Do keep in mind though, one of the things that gets a little tricky as you start building these things out is that this is executed at build time. So typically what you wanna do is you wanna minimize the number of API calls that you're making. So something like getting the entire blog collection is good.

Because it's one call, you load all the data, and then you can loop over that data and do things. If you have hundreds of thousands of posts, maybe it's not as good, right? And then you might wanna do something like just get the first hundred, and then use dynamic rendering to get the older posts that don't get as much traffic, right?

So there are some strategies that you wanna keep in mind as you're using something that builds statically by default. That in a dynamic environment, you can just ignore. But you pay the price by having to maintain your servers. If you wanna do it on a static build, you can ignore it, but it'll get slow.
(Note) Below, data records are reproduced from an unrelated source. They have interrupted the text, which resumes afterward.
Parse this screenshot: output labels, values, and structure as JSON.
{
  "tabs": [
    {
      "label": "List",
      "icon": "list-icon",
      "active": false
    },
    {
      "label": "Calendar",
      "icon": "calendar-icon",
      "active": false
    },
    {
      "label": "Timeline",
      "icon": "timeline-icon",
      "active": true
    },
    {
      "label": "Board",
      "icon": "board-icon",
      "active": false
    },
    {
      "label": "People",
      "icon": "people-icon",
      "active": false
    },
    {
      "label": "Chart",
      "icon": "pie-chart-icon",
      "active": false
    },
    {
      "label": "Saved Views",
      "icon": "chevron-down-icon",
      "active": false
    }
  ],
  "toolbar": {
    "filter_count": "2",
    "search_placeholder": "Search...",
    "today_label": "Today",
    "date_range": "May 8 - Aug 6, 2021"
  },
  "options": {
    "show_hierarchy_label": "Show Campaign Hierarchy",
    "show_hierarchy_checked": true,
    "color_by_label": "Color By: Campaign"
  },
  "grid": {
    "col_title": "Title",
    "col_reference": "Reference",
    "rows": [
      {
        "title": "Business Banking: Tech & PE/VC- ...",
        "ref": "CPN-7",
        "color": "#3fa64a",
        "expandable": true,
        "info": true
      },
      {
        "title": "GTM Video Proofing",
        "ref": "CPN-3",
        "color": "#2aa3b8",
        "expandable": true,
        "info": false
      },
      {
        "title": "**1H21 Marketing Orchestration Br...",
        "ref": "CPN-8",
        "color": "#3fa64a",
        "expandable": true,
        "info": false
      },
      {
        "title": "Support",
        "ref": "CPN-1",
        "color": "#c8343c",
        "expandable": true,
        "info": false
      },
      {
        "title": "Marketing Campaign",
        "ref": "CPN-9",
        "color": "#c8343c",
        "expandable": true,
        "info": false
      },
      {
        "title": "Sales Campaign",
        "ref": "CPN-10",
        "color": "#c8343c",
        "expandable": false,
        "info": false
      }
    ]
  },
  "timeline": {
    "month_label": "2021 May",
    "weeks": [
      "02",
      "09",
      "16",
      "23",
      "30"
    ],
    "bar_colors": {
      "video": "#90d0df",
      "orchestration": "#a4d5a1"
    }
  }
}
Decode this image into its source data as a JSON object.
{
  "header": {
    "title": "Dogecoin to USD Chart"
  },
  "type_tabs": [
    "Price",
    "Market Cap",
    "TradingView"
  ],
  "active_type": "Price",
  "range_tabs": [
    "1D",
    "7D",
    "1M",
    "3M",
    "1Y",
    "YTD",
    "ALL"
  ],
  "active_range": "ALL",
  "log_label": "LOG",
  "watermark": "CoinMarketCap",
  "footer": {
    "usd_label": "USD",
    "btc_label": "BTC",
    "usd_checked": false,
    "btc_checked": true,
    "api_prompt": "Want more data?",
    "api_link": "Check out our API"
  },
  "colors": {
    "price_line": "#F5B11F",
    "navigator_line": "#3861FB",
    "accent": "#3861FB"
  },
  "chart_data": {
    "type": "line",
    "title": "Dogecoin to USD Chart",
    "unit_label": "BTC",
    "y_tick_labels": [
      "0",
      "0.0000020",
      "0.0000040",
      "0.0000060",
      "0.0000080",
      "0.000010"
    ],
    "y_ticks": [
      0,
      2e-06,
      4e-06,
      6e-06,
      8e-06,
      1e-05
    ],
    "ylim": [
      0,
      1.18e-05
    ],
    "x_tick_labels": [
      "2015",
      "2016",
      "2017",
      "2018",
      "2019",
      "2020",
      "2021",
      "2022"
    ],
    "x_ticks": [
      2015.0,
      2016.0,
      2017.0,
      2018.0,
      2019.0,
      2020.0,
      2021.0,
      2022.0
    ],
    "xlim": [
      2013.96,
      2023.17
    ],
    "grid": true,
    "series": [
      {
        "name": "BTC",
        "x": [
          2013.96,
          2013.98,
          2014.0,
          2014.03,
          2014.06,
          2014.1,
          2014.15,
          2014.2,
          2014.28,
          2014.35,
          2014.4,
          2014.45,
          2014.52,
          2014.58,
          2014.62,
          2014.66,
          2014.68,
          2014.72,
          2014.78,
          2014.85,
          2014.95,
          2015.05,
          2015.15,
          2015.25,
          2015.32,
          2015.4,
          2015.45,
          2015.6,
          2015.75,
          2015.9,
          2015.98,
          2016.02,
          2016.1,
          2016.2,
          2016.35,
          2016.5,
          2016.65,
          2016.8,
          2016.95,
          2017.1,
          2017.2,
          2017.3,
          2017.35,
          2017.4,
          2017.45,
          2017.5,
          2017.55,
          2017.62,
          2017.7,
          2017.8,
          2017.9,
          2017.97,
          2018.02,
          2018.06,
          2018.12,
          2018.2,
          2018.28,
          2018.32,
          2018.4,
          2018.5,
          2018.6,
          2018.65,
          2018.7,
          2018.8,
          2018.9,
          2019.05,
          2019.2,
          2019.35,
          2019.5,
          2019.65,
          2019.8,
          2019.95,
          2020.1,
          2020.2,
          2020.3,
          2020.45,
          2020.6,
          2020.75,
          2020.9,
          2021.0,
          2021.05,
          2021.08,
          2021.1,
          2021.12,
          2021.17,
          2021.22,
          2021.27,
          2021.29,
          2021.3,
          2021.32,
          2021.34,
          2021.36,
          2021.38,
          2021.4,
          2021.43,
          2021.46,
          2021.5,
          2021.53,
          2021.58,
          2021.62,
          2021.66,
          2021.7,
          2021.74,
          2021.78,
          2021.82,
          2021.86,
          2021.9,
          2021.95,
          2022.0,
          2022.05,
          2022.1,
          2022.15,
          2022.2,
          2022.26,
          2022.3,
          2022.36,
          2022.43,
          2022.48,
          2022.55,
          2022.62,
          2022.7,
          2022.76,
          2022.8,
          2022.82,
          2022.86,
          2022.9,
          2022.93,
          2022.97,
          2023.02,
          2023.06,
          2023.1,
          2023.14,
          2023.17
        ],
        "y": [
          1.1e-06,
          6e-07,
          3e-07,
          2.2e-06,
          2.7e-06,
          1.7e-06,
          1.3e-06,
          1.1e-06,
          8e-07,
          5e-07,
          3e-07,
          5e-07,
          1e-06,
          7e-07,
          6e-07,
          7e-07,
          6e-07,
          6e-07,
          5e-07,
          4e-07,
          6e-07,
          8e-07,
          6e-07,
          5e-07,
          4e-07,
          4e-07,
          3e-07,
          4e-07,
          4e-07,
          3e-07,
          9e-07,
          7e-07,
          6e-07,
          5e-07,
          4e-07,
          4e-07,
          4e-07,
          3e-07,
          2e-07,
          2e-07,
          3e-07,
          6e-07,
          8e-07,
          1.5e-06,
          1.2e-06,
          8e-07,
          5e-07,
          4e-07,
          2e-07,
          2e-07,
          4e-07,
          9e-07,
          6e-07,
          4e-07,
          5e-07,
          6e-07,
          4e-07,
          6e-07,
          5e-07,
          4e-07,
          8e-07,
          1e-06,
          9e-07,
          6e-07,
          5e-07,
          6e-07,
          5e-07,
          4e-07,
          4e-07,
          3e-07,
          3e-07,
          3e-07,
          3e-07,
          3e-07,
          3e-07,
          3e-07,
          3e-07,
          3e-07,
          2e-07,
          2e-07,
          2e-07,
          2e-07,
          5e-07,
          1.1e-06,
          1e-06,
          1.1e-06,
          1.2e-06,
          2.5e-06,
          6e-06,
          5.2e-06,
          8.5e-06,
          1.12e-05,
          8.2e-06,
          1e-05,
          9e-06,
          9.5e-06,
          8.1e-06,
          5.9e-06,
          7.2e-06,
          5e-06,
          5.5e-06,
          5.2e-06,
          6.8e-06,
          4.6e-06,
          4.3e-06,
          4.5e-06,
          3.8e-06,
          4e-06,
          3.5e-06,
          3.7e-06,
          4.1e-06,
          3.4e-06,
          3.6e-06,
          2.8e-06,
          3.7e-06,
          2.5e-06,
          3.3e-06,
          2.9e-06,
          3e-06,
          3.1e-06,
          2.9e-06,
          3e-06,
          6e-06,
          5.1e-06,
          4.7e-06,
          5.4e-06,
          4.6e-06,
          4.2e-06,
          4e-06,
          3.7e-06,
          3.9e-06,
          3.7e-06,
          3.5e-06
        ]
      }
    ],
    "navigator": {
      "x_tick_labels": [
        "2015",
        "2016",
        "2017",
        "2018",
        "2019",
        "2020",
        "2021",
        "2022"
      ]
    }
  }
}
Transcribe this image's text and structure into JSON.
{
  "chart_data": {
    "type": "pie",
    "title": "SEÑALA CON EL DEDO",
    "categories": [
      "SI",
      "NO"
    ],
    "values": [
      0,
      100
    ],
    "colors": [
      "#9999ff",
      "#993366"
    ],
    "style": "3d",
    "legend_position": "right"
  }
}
And so as you start to get to really high numbers of things, or really slow queries, like if you're doing a really intense query to go through multiple layers of your API and figure out related posts, or similarity rankings, or something that takes a lot of computer processing, you might wanna start thinking about how exactly does that get done?

And how are you caching those calls if the data doesn't change, and so on and so forth, so that your builds stay fast. Because one of the major assets here is because Astro is built the way that it's built, it's powered by Vite, the builds are very, very fast, a second or less out of the box.

And that means that if we don't add things to make it slow, we will be able to publish something to production in a few seconds. And that's really really powerful, right? So you don't wanna break that as you start getting into more and more complex builds, question?
>> You don't have to go into this if it's gonna be too long, but is there any sort of ISR capabilities for Astro if you wanted to do it that way?

>> Yes, but not built in the way it is in Next. So-
>> Just put it behind a CDN.
>> Yeah, what you would is you would wanna say, put Astro into hybrid mode or server mode so that the pages themselves are making a request. And then you would use a cached API call with a timeout on it.

It's not like Astro doesn't have a TTL built into it where you can just say, I want this page to render once every five minutes. But building that with Netlify, for example, you can just set a cache expiry on the API. It's hitting and it'll get the same general outcome.

But yeah, not built in. Probably the biggest thing is the content is a little bit different. This is something that what we're effectively doing here is we're saying take this markdown file and render the content of the markdown into an astro component. And then we use that Astro component in the contents of the file.

So the the functional outcome is it just takes the Markdown and turns it into HTML. But it's important to note that this is not HTML, this is an Astro component. And that's gonna be important when we talk about the RSS later.